You are 100% absolutely correct. However, the umpire DOES have the ability to suspend the game until whoever is responsible for the field deals with the unruly spectator.

Like it was said above, this is used as a last resort. But it is the way umpires are taught to act in most, if not all, youth baseball organizations.

Ken, I'm switching from "troll-bashing" to inquiry mode here:

I know OBR allows us to deal with spectators on the field, spectator interference and allows us to suspend play - and even forfeit - if physical safety becomes an issue due to (among other things) fans.

Leaving game management techniques aside, is there a rule that allows us to suspend play until a merely loudmouth fan is "dealt" with? It would likely be very effective - by delaying the game and focusing the blame for the delay on the fan, you make him the object of ridicule for everyone (players, coaches, other fans). Like most bullies, they simply cannot stomach being stood up to.

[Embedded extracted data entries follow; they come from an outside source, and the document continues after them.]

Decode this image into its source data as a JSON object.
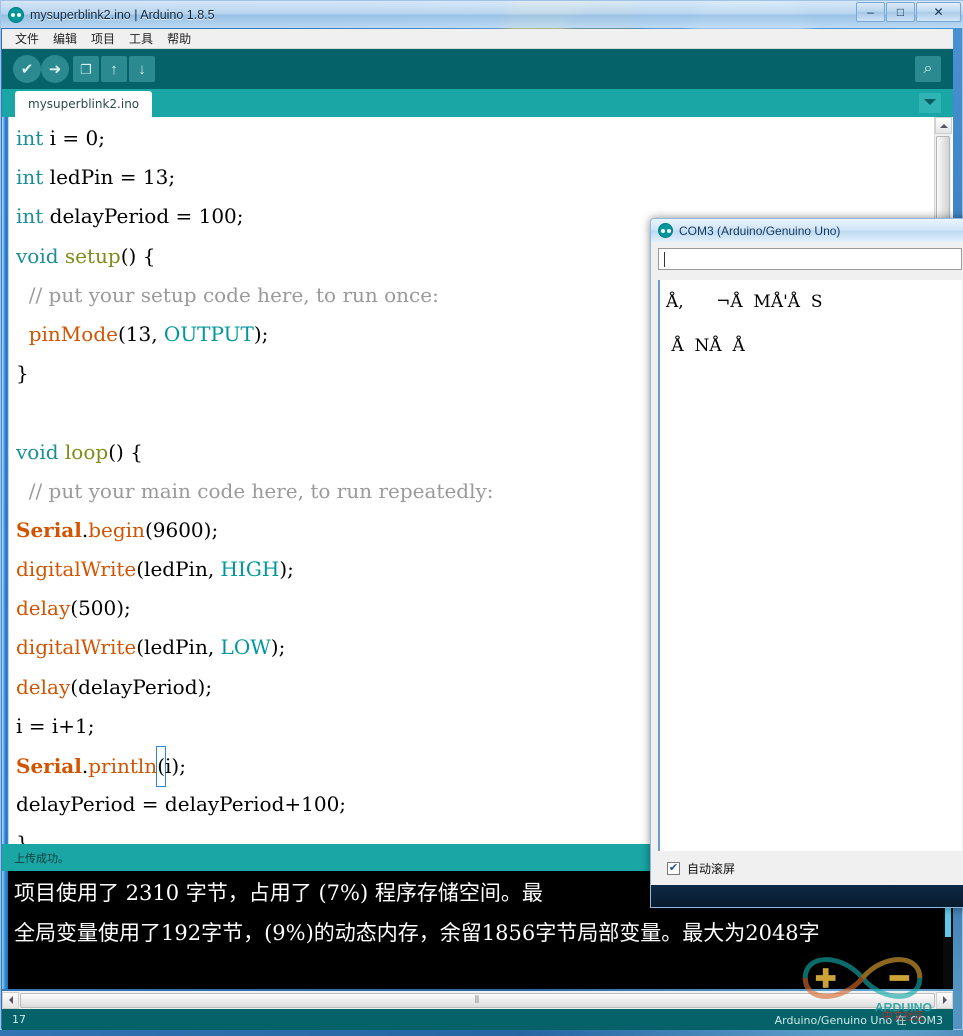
{
  "window": {
    "title": "mysuperblink2.ino | Arduino 1.8.5",
    "app_icon": "arduino-logo-icon",
    "minimize_label": "–",
    "maximize_label": "□",
    "close_label": "✕"
  },
  "menu": {
    "items": [
      {
        "label": "文件"
      },
      {
        "label": "编辑"
      },
      {
        "label": "项目"
      },
      {
        "label": "工具"
      },
      {
        "label": "帮助"
      }
    ]
  },
  "toolbar": {
    "verify_glyph": "✔",
    "upload_glyph": "➜",
    "new_glyph": "❐",
    "open_glyph": "↑",
    "save_glyph": "↓",
    "serial_monitor_glyph": "⌕",
    "verify_label": "Verify",
    "upload_label": "Upload",
    "new_label": "New",
    "open_label": "Open",
    "save_label": "Save",
    "serial_monitor_label": "Serial Monitor"
  },
  "tabs": {
    "active": "mysuperblink2.ino",
    "dropdown_glyph": "▾"
  },
  "editor": {
    "lines": [
      {
        "segs": [
          {
            "t": "int ",
            "c": "k-kw"
          },
          {
            "t": "i = 0;",
            "c": ""
          }
        ]
      },
      {
        "segs": [
          {
            "t": "int ",
            "c": "k-kw"
          },
          {
            "t": "ledPin = 13;",
            "c": ""
          }
        ]
      },
      {
        "segs": [
          {
            "t": "int ",
            "c": "k-kw"
          },
          {
            "t": "delayPeriod = 100;",
            "c": ""
          }
        ]
      },
      {
        "segs": [
          {
            "t": "void ",
            "c": "k-kw"
          },
          {
            "t": "setup",
            "c": "k-fn"
          },
          {
            "t": "() {",
            "c": ""
          }
        ]
      },
      {
        "segs": [
          {
            "t": "  // put your setup code here, to run once:",
            "c": "k-cmt"
          }
        ]
      },
      {
        "segs": [
          {
            "t": "  pinMode",
            "c": "k-fun"
          },
          {
            "t": "(13, ",
            "c": ""
          },
          {
            "t": "OUTPUT",
            "c": "k-const"
          },
          {
            "t": ");",
            "c": ""
          }
        ]
      },
      {
        "segs": [
          {
            "t": "}",
            "c": ""
          }
        ]
      },
      {
        "segs": [
          {
            "t": "",
            "c": ""
          }
        ]
      },
      {
        "segs": [
          {
            "t": "void ",
            "c": "k-kw"
          },
          {
            "t": "loop",
            "c": "k-fn"
          },
          {
            "t": "() {",
            "c": ""
          }
        ]
      },
      {
        "segs": [
          {
            "t": "  // put your main code here, to run repeatedly:",
            "c": "k-cmt"
          }
        ]
      },
      {
        "segs": [
          {
            "t": "Serial",
            "c": "k-ser"
          },
          {
            "t": ".",
            "c": ""
          },
          {
            "t": "begin",
            "c": "k-fun"
          },
          {
            "t": "(9600);",
            "c": ""
          }
        ]
      },
      {
        "segs": [
          {
            "t": "digitalWrite",
            "c": "k-fun"
          },
          {
            "t": "(ledPin, ",
            "c": ""
          },
          {
            "t": "HIGH",
            "c": "k-const"
          },
          {
            "t": ");",
            "c": ""
          }
        ]
      },
      {
        "segs": [
          {
            "t": "delay",
            "c": "k-fun"
          },
          {
            "t": "(500);",
            "c": ""
          }
        ]
      },
      {
        "segs": [
          {
            "t": "digitalWrite",
            "c": "k-fun"
          },
          {
            "t": "(ledPin, ",
            "c": ""
          },
          {
            "t": "LOW",
            "c": "k-const"
          },
          {
            "t": ");",
            "c": ""
          }
        ]
      },
      {
        "segs": [
          {
            "t": "delay",
            "c": "k-fun"
          },
          {
            "t": "(delayPeriod);",
            "c": ""
          }
        ]
      },
      {
        "segs": [
          {
            "t": "i = i+1;",
            "c": ""
          }
        ]
      },
      {
        "segs": [
          {
            "t": "Serial",
            "c": "k-ser"
          },
          {
            "t": ".",
            "c": ""
          },
          {
            "t": "println",
            "c": "k-fun"
          },
          {
            "t": "(",
            "c": "caretbox"
          },
          {
            "t": "i);",
            "c": ""
          }
        ]
      },
      {
        "segs": [
          {
            "t": "delayPeriod = delayPeriod+100;",
            "c": ""
          }
        ]
      },
      {
        "segs": [
          {
            "t": "}",
            "c": ""
          }
        ]
      }
    ]
  },
  "status": {
    "message": "上传成功。"
  },
  "console": {
    "line1": "项目使用了 2310 字节，占用了 (7%) 程序存储空间。最",
    "line2": "全局变量使用了192字节，(9%)的动态内存，余留1856字节局部变量。最大为2048字"
  },
  "hscroll": {
    "left_glyph": "◂",
    "right_glyph": "▸",
    "grip": "⦀"
  },
  "bottom_bar": {
    "line_number": "17",
    "board_info": "Arduino/Genuino Uno 在 COM3"
  },
  "serial_monitor": {
    "title": "COM3 (Arduino/Genuino Uno)",
    "icon": "arduino-logo-icon",
    "send_input_value": "",
    "send_input_placeholder": "",
    "output_line1": "Å,      ¬Å  MÅ'Å  S",
    "output_line2": " Å  NÅ  Å",
    "autoscroll_label": "自动滚屏",
    "autoscroll_checked": true,
    "autoscroll_check_glyph": "✔"
  },
  "colors": {
    "toolbar_teal": "#046268",
    "tabbar_teal": "#1ba6a6",
    "console_bg": "#000000",
    "keyword": "#1a8f96",
    "function": "#d35400",
    "constant": "#00979c",
    "comment": "#9a9a9a",
    "accent_blue": "#2b86d8"
  }
}
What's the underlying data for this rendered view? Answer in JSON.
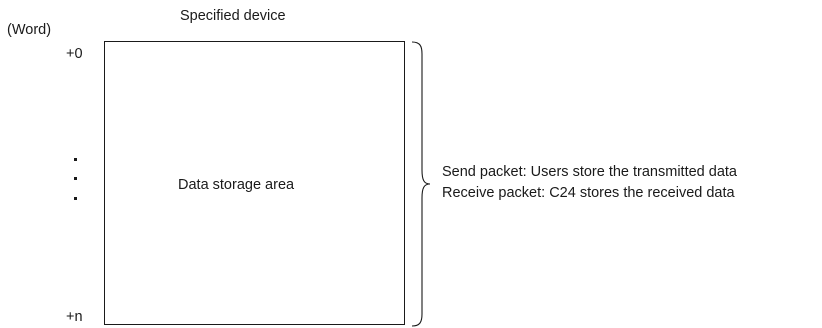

My concern is this: big travel tournament, coaches who know the rules and tell you "No" when you order one of their fans to be "dealt with". What now? In the absence of some positive authority to act, we're pretty much stuck with our necks way out there. So, if there's something we can hang our hats on in this sitch, let's hear it.

Thanks.

In any organization, there are "playing rules" and "administrative rules." Sometimes, the umpire gets involved in the "administrative rules."

In the specific case you mentioned ("big travel tournament"), there is likely game management around (the tournament committee, etc.). There is also likely some comment in the tournament rules to the effect that "coaches are responsible for the behaviour of their fans."

Another example would be MLB's requirement that base coaches wear helmets. That's not in OBR, but the umpires enforce it.

dash_riprock
05-25-2008, 12:28 PM
Just stop the game until the jerk leaves. EVERYONE will want him out of there. You don't need a rule for that.